Previously, the same authors presented their results using a similar tuning method in a 61-year-old female patient with left-sided hemiplegia. When her AFO-footwear combination was tuned with wedging and a rocker, knee flexion during early stance increased and hyperextension during midstance decreased along with pain and swelling. That case was presented in June 2007 at the annual meeting of the World Confederation for Physical Therapy.
Benefits of valgus knee brace wear extend to running as well as walking
Athletic-minded individuals with osteoarthritis can benefit from wearing a valgus knee brace during running as well as during walking, according to research from the German Sport University in Cologne.
In 16 healthy male subjects with varus alignment, researchers analyzed the effect of a valgus knee brace in three different positions: neutral, 4º and 8º of valgus angulation.
The brace was associated with significant decreases in knee adduction angular impulse and knee adduction moment during both walking and running. Reducing the knee adduction moment is thought to redistribute joint loading and delay osteoarthritis progression.
At 4º, knee adduction angular impulse was decreased by 25% while walking and 18% while running. At 8º, angular impulse was reduced by 36% while walking and 23% while running.
Decreases in first and second peak knee adduction moment were seen during walking at both angulations, ranging from 5% to 33%. However, during running the only significant change in adduction moment was seen when comparing the 8º condition to the no-brace condition, a decrease of 11%.
The results were e-published on September 14 in Clinical Biomechanics.
Functional bracing after Achilles tear matches surgery for strength recovery
Recovery of calf muscle strength after acute Achilles tendon rupture is not significantly different when treated nonoperatively with functional bracing or treated surgically, according to research from the Netherlands.

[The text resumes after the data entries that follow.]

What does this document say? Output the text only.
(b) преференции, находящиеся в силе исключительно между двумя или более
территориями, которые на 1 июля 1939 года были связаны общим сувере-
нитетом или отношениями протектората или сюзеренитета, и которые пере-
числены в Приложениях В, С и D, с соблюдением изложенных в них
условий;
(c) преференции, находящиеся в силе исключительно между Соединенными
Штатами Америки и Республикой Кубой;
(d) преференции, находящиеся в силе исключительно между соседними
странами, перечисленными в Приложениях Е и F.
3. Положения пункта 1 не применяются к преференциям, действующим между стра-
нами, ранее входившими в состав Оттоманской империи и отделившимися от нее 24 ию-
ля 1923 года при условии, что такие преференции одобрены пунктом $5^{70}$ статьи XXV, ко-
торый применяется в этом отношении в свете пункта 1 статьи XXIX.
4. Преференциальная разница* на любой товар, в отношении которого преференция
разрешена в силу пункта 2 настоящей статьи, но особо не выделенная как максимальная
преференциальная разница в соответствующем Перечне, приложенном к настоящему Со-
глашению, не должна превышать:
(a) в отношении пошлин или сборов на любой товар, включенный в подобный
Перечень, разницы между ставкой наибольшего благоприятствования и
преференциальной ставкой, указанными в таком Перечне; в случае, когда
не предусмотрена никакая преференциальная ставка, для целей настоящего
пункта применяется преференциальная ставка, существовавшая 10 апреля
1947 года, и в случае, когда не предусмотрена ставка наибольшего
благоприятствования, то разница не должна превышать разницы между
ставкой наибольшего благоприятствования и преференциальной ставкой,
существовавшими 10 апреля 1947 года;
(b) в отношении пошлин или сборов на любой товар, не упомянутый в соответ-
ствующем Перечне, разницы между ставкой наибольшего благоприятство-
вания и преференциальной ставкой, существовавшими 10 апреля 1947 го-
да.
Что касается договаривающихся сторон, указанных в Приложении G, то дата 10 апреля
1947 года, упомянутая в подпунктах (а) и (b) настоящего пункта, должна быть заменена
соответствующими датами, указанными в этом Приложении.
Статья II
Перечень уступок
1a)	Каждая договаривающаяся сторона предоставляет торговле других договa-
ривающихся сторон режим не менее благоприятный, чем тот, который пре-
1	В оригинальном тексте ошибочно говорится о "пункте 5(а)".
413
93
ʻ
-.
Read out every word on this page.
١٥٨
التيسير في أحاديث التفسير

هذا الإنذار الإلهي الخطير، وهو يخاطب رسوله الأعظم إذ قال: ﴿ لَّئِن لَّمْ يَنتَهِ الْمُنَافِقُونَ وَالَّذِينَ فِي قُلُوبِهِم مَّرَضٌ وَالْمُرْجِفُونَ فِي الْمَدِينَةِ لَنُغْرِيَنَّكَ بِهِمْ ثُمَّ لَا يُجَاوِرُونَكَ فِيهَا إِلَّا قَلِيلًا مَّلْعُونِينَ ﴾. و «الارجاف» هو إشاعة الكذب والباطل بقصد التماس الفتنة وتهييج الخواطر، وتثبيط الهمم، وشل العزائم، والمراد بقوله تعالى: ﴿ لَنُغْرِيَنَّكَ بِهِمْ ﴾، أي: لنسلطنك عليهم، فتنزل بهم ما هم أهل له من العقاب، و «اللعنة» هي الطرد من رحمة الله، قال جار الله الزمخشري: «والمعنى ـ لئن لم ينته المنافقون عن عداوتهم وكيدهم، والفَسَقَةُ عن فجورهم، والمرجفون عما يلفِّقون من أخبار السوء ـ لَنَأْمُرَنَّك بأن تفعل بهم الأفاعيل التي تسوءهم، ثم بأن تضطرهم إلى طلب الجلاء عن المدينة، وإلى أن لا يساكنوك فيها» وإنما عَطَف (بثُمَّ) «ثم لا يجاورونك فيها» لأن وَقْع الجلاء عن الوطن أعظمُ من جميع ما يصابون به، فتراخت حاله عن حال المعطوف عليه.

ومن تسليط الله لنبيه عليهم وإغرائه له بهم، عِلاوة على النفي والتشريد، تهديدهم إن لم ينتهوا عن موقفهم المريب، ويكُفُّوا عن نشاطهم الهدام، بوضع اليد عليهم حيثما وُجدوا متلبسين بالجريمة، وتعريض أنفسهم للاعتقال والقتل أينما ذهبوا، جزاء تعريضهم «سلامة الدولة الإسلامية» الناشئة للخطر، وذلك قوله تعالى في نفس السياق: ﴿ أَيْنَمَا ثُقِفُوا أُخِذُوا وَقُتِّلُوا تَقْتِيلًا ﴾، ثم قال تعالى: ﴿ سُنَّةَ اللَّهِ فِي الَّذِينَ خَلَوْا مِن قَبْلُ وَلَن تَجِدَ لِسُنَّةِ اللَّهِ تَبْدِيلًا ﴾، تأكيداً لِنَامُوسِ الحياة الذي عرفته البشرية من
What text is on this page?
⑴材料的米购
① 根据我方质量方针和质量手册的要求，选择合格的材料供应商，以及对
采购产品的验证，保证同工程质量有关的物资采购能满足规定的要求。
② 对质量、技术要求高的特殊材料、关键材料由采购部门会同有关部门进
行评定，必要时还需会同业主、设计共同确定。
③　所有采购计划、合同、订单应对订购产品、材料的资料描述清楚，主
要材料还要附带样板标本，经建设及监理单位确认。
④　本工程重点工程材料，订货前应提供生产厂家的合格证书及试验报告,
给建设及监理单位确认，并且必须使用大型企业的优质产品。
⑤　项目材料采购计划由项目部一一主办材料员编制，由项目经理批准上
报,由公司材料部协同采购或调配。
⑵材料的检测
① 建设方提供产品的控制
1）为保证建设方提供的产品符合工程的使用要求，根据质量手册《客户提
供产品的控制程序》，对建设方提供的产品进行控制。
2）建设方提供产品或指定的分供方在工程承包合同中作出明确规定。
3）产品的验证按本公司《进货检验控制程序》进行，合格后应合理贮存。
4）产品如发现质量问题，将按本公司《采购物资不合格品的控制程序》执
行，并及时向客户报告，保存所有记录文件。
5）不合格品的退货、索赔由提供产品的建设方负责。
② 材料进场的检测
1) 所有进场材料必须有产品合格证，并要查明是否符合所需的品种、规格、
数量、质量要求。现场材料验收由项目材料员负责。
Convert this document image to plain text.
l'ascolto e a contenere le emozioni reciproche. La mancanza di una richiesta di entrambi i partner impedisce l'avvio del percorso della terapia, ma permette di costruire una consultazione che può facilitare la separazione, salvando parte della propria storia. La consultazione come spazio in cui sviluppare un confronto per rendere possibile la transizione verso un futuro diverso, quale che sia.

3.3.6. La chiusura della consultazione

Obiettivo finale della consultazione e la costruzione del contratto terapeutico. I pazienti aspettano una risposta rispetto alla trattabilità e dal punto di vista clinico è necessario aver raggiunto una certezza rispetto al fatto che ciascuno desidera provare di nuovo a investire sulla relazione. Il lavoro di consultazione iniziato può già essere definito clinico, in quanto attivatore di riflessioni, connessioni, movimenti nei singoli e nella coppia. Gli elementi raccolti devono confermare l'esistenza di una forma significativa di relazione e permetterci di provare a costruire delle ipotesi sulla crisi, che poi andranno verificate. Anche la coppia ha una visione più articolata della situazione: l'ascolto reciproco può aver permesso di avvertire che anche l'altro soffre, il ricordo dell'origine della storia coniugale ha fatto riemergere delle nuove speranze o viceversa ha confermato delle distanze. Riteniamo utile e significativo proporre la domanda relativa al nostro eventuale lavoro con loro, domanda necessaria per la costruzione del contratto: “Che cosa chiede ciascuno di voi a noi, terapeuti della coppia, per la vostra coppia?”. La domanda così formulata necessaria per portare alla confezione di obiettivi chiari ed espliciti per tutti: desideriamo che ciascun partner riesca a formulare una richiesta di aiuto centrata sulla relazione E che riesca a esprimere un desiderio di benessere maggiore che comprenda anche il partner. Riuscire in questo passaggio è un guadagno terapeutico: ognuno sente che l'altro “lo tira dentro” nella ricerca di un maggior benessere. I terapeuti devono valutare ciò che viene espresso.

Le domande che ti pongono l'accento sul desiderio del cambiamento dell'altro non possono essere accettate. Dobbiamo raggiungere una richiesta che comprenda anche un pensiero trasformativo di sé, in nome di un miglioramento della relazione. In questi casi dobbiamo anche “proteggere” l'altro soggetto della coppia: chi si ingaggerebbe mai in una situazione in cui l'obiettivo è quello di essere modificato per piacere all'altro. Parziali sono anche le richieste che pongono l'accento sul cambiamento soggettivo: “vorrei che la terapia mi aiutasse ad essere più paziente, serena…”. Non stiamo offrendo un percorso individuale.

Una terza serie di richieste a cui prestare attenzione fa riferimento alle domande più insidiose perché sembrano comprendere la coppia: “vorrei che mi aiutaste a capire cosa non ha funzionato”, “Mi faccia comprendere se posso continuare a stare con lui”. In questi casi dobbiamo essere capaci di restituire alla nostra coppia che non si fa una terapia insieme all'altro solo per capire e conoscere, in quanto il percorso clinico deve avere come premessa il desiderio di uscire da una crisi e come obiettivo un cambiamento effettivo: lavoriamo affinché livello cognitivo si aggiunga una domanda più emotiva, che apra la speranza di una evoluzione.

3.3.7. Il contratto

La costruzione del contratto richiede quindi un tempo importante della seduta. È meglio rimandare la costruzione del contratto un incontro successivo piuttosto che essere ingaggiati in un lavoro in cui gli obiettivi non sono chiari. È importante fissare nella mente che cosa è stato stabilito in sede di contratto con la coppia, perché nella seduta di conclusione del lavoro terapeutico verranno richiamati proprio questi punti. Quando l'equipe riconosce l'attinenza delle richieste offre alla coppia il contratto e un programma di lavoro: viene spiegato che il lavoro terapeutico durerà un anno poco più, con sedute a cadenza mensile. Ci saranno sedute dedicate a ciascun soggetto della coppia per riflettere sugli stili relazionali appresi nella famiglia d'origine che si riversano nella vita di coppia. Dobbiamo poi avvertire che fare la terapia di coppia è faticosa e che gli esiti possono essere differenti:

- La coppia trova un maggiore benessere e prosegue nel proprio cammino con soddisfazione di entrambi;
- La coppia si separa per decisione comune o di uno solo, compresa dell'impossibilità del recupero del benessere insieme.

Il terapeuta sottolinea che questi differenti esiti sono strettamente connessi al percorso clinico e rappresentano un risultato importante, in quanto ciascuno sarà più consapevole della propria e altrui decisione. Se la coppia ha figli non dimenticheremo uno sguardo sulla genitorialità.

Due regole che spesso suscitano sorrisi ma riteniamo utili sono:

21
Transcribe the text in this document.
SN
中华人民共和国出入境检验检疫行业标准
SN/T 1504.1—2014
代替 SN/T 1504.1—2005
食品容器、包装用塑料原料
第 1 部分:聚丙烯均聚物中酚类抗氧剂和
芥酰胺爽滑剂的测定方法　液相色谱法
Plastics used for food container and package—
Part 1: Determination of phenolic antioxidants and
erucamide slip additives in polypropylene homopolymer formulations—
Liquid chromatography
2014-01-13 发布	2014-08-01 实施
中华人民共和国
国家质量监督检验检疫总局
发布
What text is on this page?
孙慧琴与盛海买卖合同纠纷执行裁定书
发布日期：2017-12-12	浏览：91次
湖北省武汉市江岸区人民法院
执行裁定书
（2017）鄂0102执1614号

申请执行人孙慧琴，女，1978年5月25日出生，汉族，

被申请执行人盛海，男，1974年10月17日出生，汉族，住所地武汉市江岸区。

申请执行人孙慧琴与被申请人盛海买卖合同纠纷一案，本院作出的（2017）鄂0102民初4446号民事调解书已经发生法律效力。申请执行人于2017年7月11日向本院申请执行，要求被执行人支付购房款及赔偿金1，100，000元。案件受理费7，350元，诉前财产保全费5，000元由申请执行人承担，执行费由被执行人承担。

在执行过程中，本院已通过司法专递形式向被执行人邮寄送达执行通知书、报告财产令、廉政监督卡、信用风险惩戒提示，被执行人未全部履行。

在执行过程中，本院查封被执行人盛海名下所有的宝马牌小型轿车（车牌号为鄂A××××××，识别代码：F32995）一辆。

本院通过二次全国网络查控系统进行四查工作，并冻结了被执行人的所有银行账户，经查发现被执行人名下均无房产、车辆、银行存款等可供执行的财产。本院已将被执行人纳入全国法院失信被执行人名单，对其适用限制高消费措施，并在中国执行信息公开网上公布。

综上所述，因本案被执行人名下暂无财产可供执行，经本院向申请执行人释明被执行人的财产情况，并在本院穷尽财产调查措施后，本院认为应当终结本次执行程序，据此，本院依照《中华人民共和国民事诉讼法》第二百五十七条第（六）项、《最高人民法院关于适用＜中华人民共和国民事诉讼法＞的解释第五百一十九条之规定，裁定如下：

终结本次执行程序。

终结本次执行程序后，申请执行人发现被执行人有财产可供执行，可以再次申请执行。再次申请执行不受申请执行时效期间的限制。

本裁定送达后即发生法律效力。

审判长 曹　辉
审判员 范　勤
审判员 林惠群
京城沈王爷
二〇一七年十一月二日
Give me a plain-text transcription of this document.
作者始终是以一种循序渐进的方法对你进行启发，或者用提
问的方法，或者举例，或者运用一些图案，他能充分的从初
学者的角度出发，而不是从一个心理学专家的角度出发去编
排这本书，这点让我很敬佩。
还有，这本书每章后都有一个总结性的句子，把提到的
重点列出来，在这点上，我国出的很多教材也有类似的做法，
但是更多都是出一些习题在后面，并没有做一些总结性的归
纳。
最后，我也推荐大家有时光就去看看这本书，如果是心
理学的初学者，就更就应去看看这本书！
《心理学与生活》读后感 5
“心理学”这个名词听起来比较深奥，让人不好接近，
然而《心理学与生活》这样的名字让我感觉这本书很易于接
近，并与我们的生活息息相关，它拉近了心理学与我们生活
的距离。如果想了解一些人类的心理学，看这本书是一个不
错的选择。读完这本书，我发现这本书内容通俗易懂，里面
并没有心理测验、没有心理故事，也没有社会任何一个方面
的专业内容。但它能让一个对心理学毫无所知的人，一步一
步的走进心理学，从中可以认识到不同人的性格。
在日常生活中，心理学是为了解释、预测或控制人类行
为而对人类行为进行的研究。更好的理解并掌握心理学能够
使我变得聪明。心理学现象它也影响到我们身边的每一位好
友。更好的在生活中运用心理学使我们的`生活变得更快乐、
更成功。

Investigators from Utrecht Hospital performed isokinetic strength testing in 31 surgically treated patients and 25 conservatively treated patients, after three months and at least six months of follow up. After eight to 10 months, similar plantar flexion strength deficits were observed in both groups. The only significant difference between groups was seen for plantar flexion strength at 90º/sec at the long-term follow-up measurement, when conservatively treated patients were significantly stronger. The findings were published in the October issue of Foot & Ankle Specialist.
The strength study involved a subset of patients from an 83-subject randomized controlled trial, the first results of which were published in the September 2008 issue of the American Journal of Sports Medicine. That paper found that time to return to work differed significantly between groups but that complication rates, return to sports, pain and patient satisfaction at one year did not.